Seasonal snowpack is one of the primary sources of freshwater for rivers in the Indian Himalaya. It plays a vital role in regional hydrology, climate variability, and water resource management. To understand these processes and their impact on the community, spatial and temporal monitoring of snow is essential. Snow depth is a key parameter for monitoring snow. However, in the Himalayas, due to accessibility challenges and logistical constraints,  limited snow depth observations are available. To address this gap and estimate snow depth at high spatial and temporal resolution, we develop a model using polarimetric parameters derived from Sentinel-1 SAR data, topographic and auxiliary data, integrated with field-based observations in the European Alps and Grand Mesa, USA. Field observations are filtered to match the Sentinel-1 pass, ensuring consistency between field-based observations and satellite acquisition. Our model employs topographic data (e.g., elevation, slope, and aspect) from the Copernicus 30 m digital elevation model, auxiliary parameters (such as day of the season (DoS)), Forest cover fraction from MODIS, and Sentinel-1 SAR-based polarimetric parameters (cross-ratio, entropy, Stokes parameters, alpha), ensuring a topographically dependent snow depth distribution. Sensitivity analysis is performed using SHAP (SHapley Additive Explanations) to identify the most critical parameters for estimating snow depth.

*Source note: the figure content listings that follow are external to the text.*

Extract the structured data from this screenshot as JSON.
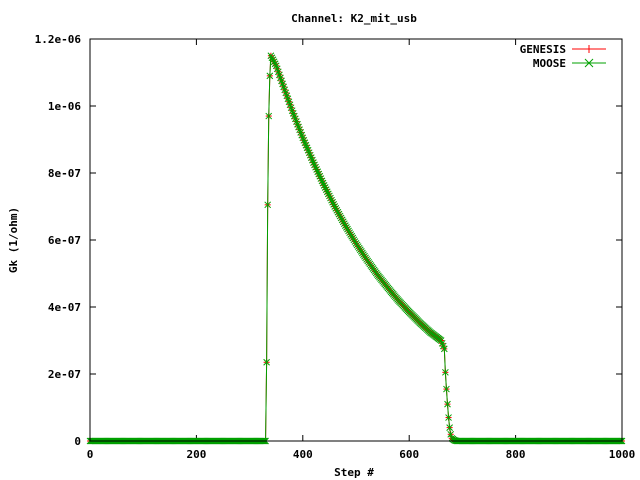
{
  "chart_data": {
    "type": "line",
    "title": "Channel: K2_mit_usb",
    "xlabel": "Step #",
    "ylabel": "Gk (1/ohm)",
    "xlim": [
      0,
      1000
    ],
    "ylim": [
      0,
      1.2e-06
    ],
    "x_ticks": [
      0,
      200,
      400,
      600,
      800,
      1000
    ],
    "x_tick_labels": [
      "0",
      "200",
      "400",
      "600",
      "800",
      "1000"
    ],
    "y_ticks": [
      0,
      2e-07,
      4e-07,
      6e-07,
      8e-07,
      1e-06,
      1.2e-06
    ],
    "y_tick_labels": [
      "0",
      "2e-07",
      "4e-07",
      "6e-07",
      "8e-07",
      "1e-06",
      "1.2e-06"
    ],
    "grid": false,
    "legend_position": "top-right",
    "series": [
      {
        "name": "GENESIS",
        "color": "#ff0000",
        "marker": "plus",
        "x": [
          0,
          100,
          200,
          300,
          330,
          332,
          334,
          336,
          338,
          340,
          350,
          360,
          380,
          400,
          420,
          440,
          460,
          480,
          500,
          520,
          540,
          560,
          580,
          600,
          620,
          640,
          660,
          666,
          668,
          670,
          672,
          674,
          676,
          678,
          680,
          685,
          690,
          700,
          800,
          900,
          1000
        ],
        "y": [
          0,
          0,
          0,
          0,
          0,
          2.35e-07,
          7.05e-07,
          9.7e-07,
          1.09e-06,
          1.15e-06,
          1.12e-06,
          1.075e-06,
          9.86e-07,
          9.05e-07,
          8.31e-07,
          7.63e-07,
          7e-07,
          6.43e-07,
          5.9e-07,
          5.42e-07,
          4.97e-07,
          4.57e-07,
          4.19e-07,
          3.85e-07,
          3.53e-07,
          3.24e-07,
          3e-07,
          2.75e-07,
          2.05e-07,
          1.55e-07,
          1.1e-07,
          7e-08,
          4e-08,
          2e-08,
          8e-09,
          2e-09,
          0,
          0,
          0,
          0,
          0
        ]
      },
      {
        "name": "MOOSE",
        "color": "#00a000",
        "marker": "cross",
        "x": [
          0,
          100,
          200,
          300,
          330,
          332,
          334,
          336,
          338,
          340,
          350,
          360,
          380,
          400,
          420,
          440,
          460,
          480,
          500,
          520,
          540,
          560,
          580,
          600,
          620,
          640,
          660,
          666,
          668,
          670,
          672,
          674,
          676,
          678,
          680,
          685,
          690,
          700,
          800,
          900,
          1000
        ],
        "y": [
          0,
          0,
          0,
          0,
          0,
          2.35e-07,
          7.05e-07,
          9.7e-07,
          1.09e-06,
          1.15e-06,
          1.12e-06,
          1.075e-06,
          9.86e-07,
          9.05e-07,
          8.31e-07,
          7.63e-07,
          7e-07,
          6.43e-07,
          5.9e-07,
          5.42e-07,
          4.97e-07,
          4.57e-07,
          4.19e-07,
          3.85e-07,
          3.53e-07,
          3.24e-07,
          3e-07,
          2.75e-07,
          2.05e-07,
          1.55e-07,
          1.1e-07,
          7e-08,
          4e-08,
          2e-08,
          8e-09,
          2e-09,
          0,
          0,
          0,
          0,
          0
        ]
      }
    ]
  }
}
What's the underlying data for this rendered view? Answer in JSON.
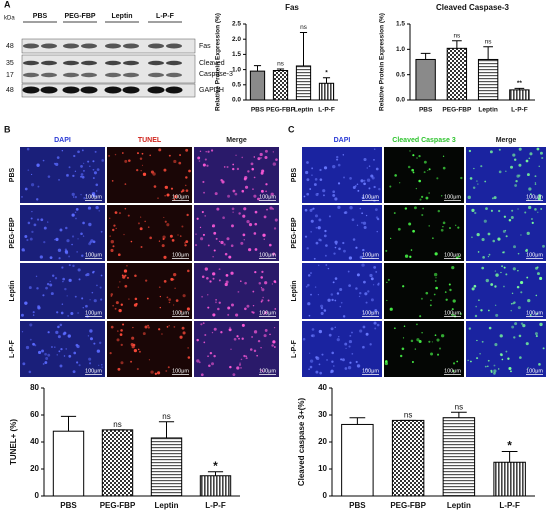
{
  "panels": {
    "a": "A",
    "b": "B",
    "c": "C"
  },
  "blot": {
    "unit": "kDa",
    "markers": [
      "48",
      "35",
      "17",
      "48"
    ],
    "lanes": [
      "PBS",
      "PEG-FBP",
      "Leptin",
      "L-P-F"
    ],
    "bands": [
      "Fas",
      "Cleaved",
      "Caspase-3",
      "GAPDH"
    ]
  },
  "panel_b": {
    "columns": [
      "DAPI",
      "TUNEL",
      "Merge"
    ],
    "column_colors": [
      "#2b3bd6",
      "#d0241c",
      "#222222"
    ],
    "rows": [
      "PBS",
      "PEG-FBP",
      "Leptin",
      "L-P-F"
    ],
    "scale": "100μm"
  },
  "panel_c": {
    "columns": [
      "DAPI",
      "Cleaved Caspase 3",
      "Merge"
    ],
    "column_colors": [
      "#2b3bd6",
      "#2fc42f",
      "#222222"
    ],
    "rows": [
      "PBS",
      "PEG-FBP",
      "Leptin",
      "L-P-F"
    ],
    "scale": "100μm"
  },
  "chart_data": [
    {
      "type": "bar",
      "title": "Fas",
      "y_label": "Relative Protein Expression (%)",
      "categories": [
        "PBS",
        "PEG-FBP",
        "Leptin",
        "L-P-F"
      ],
      "values": [
        0.95,
        0.97,
        1.12,
        0.55
      ],
      "errors": [
        0.18,
        0.05,
        1.1,
        0.18
      ],
      "annotations": [
        null,
        "ns",
        "ns",
        "*"
      ],
      "patterns": [
        "solid",
        "checker",
        "hlines",
        "vlines"
      ],
      "color": "#8a8a8a",
      "ylim": [
        0,
        2.5
      ],
      "yticks": [
        {
          "value": 0,
          "label": "0.0"
        },
        {
          "value": 0.5,
          "label": "0.5"
        },
        {
          "value": 1,
          "label": "1.0"
        },
        {
          "value": 1.5,
          "label": "1.5"
        },
        {
          "value": 2,
          "label": "2.0"
        },
        {
          "value": 2.5,
          "label": "2.5"
        }
      ]
    },
    {
      "type": "bar",
      "title": "Cleaved Caspase-3",
      "y_label": "Relative Protein Expression (%)",
      "categories": [
        "PBS",
        "PEG-FBP",
        "Leptin",
        "L-P-F"
      ],
      "values": [
        0.8,
        1.02,
        0.8,
        0.2
      ],
      "errors": [
        0.12,
        0.15,
        0.25,
        0.03
      ],
      "annotations": [
        null,
        "ns",
        "ns",
        "**"
      ],
      "patterns": [
        "solid",
        "checker",
        "hlines",
        "vlines"
      ],
      "color": "#8a8a8a",
      "ylim": [
        0,
        1.5
      ],
      "yticks": [
        {
          "value": 0,
          "label": "0.0"
        },
        {
          "value": 0.5,
          "label": "0.5"
        },
        {
          "value": 1,
          "label": "1.0"
        },
        {
          "value": 1.5,
          "label": "1.5"
        }
      ]
    },
    {
      "type": "bar",
      "y_label": "TUNEL+ (%)",
      "categories": [
        "PBS",
        "PEG-FBP",
        "Leptin",
        "L-P-F"
      ],
      "values": [
        48,
        49,
        43,
        15
      ],
      "errors": [
        11,
        0,
        12,
        3
      ],
      "annotations": [
        null,
        "ns",
        "ns",
        "*"
      ],
      "patterns": [
        "none",
        "checker",
        "hlines",
        "vlines"
      ],
      "color": "#ffffff",
      "ylim": [
        0,
        80
      ],
      "yticks": [
        0,
        20,
        40,
        60,
        80
      ]
    },
    {
      "type": "bar",
      "y_label": "Cleaved caspase 3+(%)",
      "categories": [
        "PBS",
        "PEG-FBP",
        "Leptin",
        "L-P-F"
      ],
      "values": [
        26.5,
        28,
        29,
        12.5
      ],
      "errors": [
        2.5,
        0,
        2,
        4
      ],
      "annotations": [
        null,
        "ns",
        "ns",
        "*"
      ],
      "patterns": [
        "none",
        "checker",
        "hlines",
        "vlines"
      ],
      "color": "#ffffff",
      "ylim": [
        0,
        40
      ],
      "yticks": [
        0,
        10,
        20,
        30,
        40
      ]
    }
  ]
}
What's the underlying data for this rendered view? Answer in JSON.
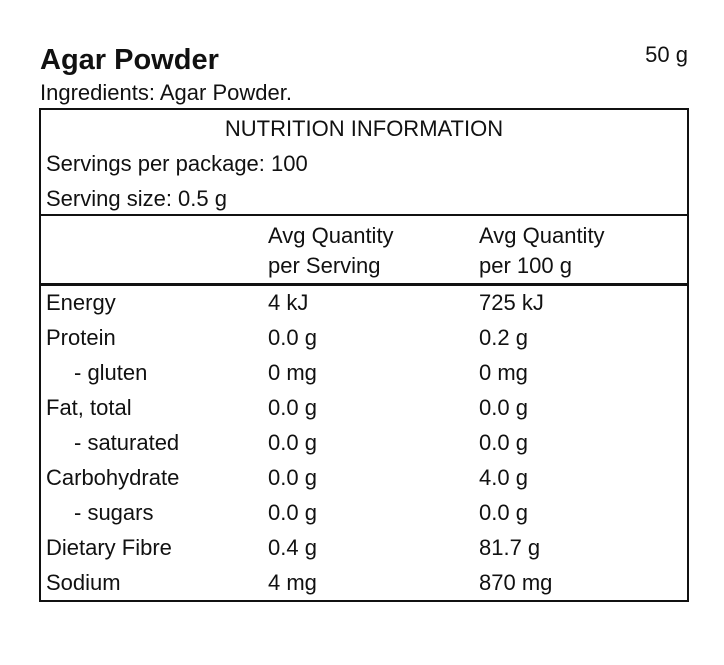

The model shows a Mean Absolute Error (MAE) of 0.04m, a root mean square error (RMSE) of 0.15m, with a test R-squared (R2) of 0.95 and a cross-validation correlation coefficient (R) of 0.98 in the European Alps. We transfer the model to the mountains in the Chandra Bagha basin (33°01′N°, 76°40′E) of the Indian Himalayas. Our transferred model highlights the potential of estimating snow depth in data-scarce regions while resolving the spatial and temporal details.